Polres Tasikmalaya Tangkap ASN Lampung yang Bawa Lari Mahasiswi, Kenal via Game Online
Robertus Didik Budiawan Cahyono September 08, 2026 03:19 PM

Tribunlampung.co.id, Jawa Barat - Seorang Aparatur Sipil Negara (ASN) asal Bandar Lampung diamankan Satuan Reserse Kriminal (Satreskrim) Polres Tasikmalaya diduga membawa lari seorang mahasiswi berinisial CMP (23), Senin (7/9/2026).

Baca juga: ASN Disdikbud Lampung Tengah Protes Potongan Gaji hingga Rp75 Ribu, Layanan Publik Ditutup

Penangkapan ASN yang berstatus pegawai pemerintah dengan perjanjian kerja (PPPK) ini setelah keluarga korban membuat laporan polisi.

Korban CMP warga Kabupaten Tasikmalaya, Jawa Barat menghilang sejak Minggu (30/8/2026) sekitar pukul 14.00 WIB.

Kepada keluarga, korban berpamitan untuk mengerjakan skripsi di kampus wilayah Kota Tasikmalaya. Namun, hingga beberapa hari berlalu, perempuan yang tinggal di Kampung Cinerang, Desa Taraju, Kecamatan Taraju, tersebut tak kunjung pulang.

Akhirnya keluarga melaporkan kejadian tersebut ke pihak kepolisian untuk melakukan pencarian. Proses pencarian pun sudah dilakukan, sampai akhirnya mahasiswi tersebut terdeteksi di wilayah Lampung.

Polisi mengamankan seorang pria berinisial JCP (31). Berdasarkan informasi kepolisian, tersangka merupakan tenaga ASN PPPK dan berdomisili di wilayah Raja Basa, Kota Bandar Lampung, Provinsi Lampung.

Kapolres Tasikmalaya AKBP Ade Papa Rihi menjelaskan, kasus tersebut bermula dari hubungan korban dengan tersangka yang terjalin melalui permainan daring Mobile Legends. 

Bahkan, keduanya bertukar nomor WhatsApp hingga menjalin hubungan asmara secara daring selama hampir satu tahun.

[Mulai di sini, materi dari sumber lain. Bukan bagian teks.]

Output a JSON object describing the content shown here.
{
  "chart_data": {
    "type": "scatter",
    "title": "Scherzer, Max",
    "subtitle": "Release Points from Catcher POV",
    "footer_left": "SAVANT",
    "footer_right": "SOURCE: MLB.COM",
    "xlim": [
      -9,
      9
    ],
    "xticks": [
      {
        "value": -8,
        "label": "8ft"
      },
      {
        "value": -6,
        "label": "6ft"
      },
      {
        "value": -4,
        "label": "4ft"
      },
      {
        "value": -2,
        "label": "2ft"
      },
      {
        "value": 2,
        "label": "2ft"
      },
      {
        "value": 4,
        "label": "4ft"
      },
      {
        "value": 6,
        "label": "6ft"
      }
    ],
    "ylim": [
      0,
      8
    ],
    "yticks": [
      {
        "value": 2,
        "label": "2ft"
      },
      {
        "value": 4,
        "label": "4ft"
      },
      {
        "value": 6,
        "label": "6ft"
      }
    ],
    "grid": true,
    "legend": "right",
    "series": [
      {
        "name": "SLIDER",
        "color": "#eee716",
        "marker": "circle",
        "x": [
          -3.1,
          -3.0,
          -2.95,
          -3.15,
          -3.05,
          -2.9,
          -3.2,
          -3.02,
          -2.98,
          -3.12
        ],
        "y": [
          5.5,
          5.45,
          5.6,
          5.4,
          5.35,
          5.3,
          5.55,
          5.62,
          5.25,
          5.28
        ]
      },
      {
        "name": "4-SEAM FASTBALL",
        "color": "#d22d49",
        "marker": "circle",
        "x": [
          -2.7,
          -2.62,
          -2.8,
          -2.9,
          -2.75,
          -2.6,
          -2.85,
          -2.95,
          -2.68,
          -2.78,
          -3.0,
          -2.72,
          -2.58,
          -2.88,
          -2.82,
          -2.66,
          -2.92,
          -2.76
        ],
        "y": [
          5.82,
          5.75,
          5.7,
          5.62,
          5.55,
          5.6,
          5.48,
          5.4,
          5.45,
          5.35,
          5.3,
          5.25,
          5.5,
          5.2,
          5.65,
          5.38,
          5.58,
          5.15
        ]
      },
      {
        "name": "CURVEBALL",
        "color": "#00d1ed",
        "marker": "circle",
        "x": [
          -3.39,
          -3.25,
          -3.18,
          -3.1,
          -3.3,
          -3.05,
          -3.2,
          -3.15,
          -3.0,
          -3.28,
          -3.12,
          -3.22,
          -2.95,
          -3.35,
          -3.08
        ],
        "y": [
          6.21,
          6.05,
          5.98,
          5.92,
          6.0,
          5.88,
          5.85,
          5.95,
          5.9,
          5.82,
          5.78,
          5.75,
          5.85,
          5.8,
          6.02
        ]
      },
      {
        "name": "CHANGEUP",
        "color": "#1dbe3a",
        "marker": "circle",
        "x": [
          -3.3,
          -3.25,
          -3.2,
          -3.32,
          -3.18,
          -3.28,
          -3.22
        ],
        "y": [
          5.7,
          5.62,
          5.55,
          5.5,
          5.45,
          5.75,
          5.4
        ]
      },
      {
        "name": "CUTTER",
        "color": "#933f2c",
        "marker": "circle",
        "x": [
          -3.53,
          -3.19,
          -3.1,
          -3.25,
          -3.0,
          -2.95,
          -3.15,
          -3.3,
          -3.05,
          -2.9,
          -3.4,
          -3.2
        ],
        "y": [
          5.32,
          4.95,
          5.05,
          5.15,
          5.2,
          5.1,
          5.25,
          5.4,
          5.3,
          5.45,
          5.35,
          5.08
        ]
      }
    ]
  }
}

Dalam hubungan tersebut, tersangka diduga mengaku sebagai pria lajang dan menjanjikan akan menikahi korban. 

Selain itu, tersangka juga sempat mengajak korban untuk bertemu sekaligus mengenalkan dirinya kepada keluarga di Lampung.

“Bermula kenalan di dunia maya lewat game, sampai akhirnya korban bersedia bertemu dengan tersangka di Bandung, dan melanjutkan perjalanan ke Lampung, karena alasan akan dikenalkan ke keluarganya," ucap AKBP Ade dikonfirmasi TribunPriangan.com.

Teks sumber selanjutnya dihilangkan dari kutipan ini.